Durante las horas de visita restantes, mi imaginación reprodujo la escena una y otra vez: Rebecca inclinada hasta quedar tan cerca del muchacho, sus cabellos derramándose por los hombros, tan cerca que sin duda él podía oler el aroma de su champú, su perfume, su aliento, su sudor. Y ella debía de haberse dado cuenta de cómo reaccionaba él ante su presencia, de cómo la tensión de sus hombros aumentaba, de cómo el pecho le subía y bajaba a cada respiración, del calor que desprendía el cuerpo de Lee. Y luego ponerle la mano en la rodilla. No imaginaba qué podía significar ese gesto. De no haber estado yo allí, de haber estado ellos solos, ¿habría subido su mano por el muslo del muchacho, le habría recorrido la entrepierna, le habría rodeado las partes íntimas? Y Lee, ¿habría apartado los cabellos de Rebecca y habría entreabierto los labios al inhalar el aroma de su cuello? ¿Le habría besado el cuello, le habría cogido la cara con sus dos manos casi viriles, y habría pasado los dedos, AMOR, por las delgadas muñecas, recorriendo los brazos hasta llegar a los pechos? ¿La habría besado, atraído hacia él, la habría tocado toda, cálida y suave, completamente en sus brazos? ¿Habrían hecho todo eso?
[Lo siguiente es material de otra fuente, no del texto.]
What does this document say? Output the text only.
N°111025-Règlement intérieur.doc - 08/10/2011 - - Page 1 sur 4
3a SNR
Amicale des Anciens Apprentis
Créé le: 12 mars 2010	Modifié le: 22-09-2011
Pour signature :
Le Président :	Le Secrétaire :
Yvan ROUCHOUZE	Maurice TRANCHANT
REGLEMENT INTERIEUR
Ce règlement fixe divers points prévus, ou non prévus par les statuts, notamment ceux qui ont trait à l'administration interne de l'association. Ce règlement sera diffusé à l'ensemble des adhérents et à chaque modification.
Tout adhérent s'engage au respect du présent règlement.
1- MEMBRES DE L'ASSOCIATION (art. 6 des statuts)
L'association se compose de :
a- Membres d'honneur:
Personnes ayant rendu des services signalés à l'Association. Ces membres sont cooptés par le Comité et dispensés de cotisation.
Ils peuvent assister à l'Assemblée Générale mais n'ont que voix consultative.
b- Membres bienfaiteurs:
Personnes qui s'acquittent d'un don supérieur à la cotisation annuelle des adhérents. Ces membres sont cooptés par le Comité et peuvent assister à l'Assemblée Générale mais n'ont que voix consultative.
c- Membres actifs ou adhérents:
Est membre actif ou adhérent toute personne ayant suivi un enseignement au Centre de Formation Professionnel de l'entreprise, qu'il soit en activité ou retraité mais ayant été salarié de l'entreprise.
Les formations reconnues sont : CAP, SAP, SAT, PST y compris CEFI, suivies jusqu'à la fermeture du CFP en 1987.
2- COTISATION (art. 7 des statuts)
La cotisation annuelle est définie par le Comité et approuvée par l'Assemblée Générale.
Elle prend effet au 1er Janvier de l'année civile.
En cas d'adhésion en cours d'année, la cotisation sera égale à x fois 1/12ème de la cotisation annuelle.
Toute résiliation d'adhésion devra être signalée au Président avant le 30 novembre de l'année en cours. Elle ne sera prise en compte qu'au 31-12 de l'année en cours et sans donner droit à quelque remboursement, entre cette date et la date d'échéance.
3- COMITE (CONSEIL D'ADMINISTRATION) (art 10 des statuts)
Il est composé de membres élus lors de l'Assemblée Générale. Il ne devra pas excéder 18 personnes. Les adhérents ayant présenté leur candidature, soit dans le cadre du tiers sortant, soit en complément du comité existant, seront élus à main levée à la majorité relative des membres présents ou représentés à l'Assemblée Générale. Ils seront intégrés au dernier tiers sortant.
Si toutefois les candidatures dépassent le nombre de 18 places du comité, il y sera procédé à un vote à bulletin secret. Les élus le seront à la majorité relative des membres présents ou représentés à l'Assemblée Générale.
Di rienda suelta a mis fantasías, primero celosa de Rebecca, luego de Lee, y pasando de uno a otro mientras consideraba sus papeles respectivos y cómo me habían traicionado, pues ya había decidido que Rebecca era mía. Era mi premio de consolación. Era mi billete de salida. Su comportamiento con ese chico lo ponía todo en peligro. ¿Era eso lo que le habían enseñado a hacer en Harvard, a ganarse a los chicos con encanto y afecto y luego educarlos? Quise pensar que a lo mejor se trataba de algún método nuevo, una especie de pensamiento liberado. Pero cuanto más lo pensaba, más absurdo parecía. ¿Qué le había dicho? ¿Qué intimidad podían haber cultivado en cuestión de días? ¿Qué había hecho o dicho Rebecca para ganarse la confianza de Lee? Imaginé la escena en el despacho de Rebecca. Quería saber lo que estaba ocurriendo. Los visitantes iban y venían. Me sentía enferma de abandono. Era muy dramática. Me dije que debería marcharme en ese mismo instante y ahorrarme más sufrimiento. De nuevo imaginé que conducía mi Dodge hasta los acantilados y que de ahí me despeñaba hacia el océano. ¿No sería emocionante? ¿No sería la manera de enseñarles a todos lo valiente que era, lo harta que estaba de seguir sus reglas? Así se enterarían de que prefería morir que continuar así, que estar entre ellos, conducir por sus bonitas calles, o estar sentada en su bonita prisión... No, conmigo que no contaran. Casi me eché a llorar. Ni siquiera Randy, hermoso, con su olor a humo y cuero lustrado, podía animarme.